There is an overwhelming power to the this first story in Birds of America, the much praised collection, and if you’re still reading this review at this point, and have not dismissed me completely, then hold on a second, and I’ll tell you why.
Sidra is a mildly famous actor, in the way say, Michelle Forbes is a mildly famous actor, and Sidra has decided to leave L.A. for the comfortable luxury of Chicago, and she feels better for it immediately. She becomes our hero and a lonely woman at the very moment we find out that she’s living in a run down motel, eating, sleeping and watching the outside world go by. Sidra is a chiseled creation, a woman without the burden of girlie things to hold her down. She speaks in sentences that erase from your mind that she really is, and she dates a man who is too stupid to realize she’s a famous actress, who, as she puts it, was nominated for a major award once.

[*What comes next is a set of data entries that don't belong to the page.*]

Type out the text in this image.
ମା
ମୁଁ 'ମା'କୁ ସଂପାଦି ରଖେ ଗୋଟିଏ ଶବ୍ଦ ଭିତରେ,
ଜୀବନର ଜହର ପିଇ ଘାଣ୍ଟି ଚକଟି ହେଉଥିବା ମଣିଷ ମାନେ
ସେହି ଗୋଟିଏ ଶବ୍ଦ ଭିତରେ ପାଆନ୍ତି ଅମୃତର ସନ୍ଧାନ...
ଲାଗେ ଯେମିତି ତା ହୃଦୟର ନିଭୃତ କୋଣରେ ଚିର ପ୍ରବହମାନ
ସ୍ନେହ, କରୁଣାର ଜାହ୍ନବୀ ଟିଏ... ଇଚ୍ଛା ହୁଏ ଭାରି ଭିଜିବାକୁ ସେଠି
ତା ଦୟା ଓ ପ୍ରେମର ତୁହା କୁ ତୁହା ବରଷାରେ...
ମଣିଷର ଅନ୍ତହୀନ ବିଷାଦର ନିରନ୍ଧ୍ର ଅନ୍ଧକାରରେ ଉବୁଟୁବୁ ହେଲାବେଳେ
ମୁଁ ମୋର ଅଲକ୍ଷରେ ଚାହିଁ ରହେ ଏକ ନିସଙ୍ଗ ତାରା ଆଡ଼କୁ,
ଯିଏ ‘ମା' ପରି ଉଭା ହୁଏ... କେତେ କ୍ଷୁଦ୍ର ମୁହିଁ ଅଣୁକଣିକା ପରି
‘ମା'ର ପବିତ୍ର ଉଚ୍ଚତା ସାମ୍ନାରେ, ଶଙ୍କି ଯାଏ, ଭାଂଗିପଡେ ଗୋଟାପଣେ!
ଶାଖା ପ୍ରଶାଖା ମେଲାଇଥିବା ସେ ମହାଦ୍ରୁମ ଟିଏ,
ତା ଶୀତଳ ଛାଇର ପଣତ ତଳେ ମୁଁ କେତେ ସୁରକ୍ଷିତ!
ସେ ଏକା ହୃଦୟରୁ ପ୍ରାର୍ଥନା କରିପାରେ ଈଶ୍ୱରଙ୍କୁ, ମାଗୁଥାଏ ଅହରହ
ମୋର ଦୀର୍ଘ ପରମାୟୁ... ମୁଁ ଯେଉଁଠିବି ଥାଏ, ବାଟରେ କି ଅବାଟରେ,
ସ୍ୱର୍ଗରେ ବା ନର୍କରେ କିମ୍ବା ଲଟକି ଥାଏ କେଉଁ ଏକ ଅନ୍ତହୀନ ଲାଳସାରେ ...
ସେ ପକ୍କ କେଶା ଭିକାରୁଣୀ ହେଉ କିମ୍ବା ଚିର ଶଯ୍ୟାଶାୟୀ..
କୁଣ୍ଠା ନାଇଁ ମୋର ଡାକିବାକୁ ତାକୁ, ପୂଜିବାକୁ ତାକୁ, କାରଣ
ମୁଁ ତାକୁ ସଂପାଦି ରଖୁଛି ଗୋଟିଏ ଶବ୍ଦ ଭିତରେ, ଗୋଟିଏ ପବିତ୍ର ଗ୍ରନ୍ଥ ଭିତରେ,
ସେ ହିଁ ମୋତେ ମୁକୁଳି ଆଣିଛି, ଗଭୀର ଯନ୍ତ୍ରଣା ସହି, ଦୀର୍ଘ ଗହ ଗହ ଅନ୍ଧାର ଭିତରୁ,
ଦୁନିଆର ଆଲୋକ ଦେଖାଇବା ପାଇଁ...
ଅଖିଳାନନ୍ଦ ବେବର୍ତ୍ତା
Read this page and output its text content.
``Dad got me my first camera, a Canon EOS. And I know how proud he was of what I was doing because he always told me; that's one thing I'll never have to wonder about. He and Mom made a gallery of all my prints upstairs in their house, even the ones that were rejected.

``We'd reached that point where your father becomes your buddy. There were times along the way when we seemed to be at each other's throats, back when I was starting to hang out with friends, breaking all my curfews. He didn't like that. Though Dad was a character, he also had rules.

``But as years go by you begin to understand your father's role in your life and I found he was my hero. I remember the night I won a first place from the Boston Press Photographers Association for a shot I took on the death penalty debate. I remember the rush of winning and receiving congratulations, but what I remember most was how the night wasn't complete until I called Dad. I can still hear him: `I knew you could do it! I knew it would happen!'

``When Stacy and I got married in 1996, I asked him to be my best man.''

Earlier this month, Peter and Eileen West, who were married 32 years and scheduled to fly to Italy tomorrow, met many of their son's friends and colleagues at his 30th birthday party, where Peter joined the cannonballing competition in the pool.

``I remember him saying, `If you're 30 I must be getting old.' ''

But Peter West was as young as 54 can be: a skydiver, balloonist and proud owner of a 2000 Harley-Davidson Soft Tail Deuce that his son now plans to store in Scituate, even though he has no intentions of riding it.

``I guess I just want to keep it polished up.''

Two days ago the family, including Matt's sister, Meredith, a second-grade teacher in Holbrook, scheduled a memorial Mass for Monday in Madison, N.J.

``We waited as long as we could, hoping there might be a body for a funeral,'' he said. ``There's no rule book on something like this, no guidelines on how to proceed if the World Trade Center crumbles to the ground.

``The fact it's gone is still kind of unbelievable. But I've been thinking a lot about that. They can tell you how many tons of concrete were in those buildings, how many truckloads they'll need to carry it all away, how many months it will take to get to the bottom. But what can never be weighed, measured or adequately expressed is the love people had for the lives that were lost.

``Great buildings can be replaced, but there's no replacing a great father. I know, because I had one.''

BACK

Sidra goes from one end of the story to the other making the occasional call to the west coast to people who miss her, really miss her, or they’re sad she’s not there because they can’t exploit her. The man she dates named Walter seems like a kind of half remembered fiction, even to himself. He goes on a date with another woman while dating Sidra, but isn’t honest with her, and why should he be? She talks about willingness, to be willing to do something like debase herself as an actress to a group of strangers, she takes her clothes off in movies, and her own father avoids her when she comes to visit.
I don’t know if Moore is trying to tell us something powerful she’s found in being a woman, famous for something that seems cliché, or she wants to appear naïve in the development of her characters, and let them self realize on the page. This story moves everywhere and nowhere all at once, and what’s most apparent to the reader is Moore’s incredible assured voice, almost too smart for the coffin she’s fitted for Sidra. Like a girl who should be wearing better shoes, but falls back on a pair of Chuck Taylors.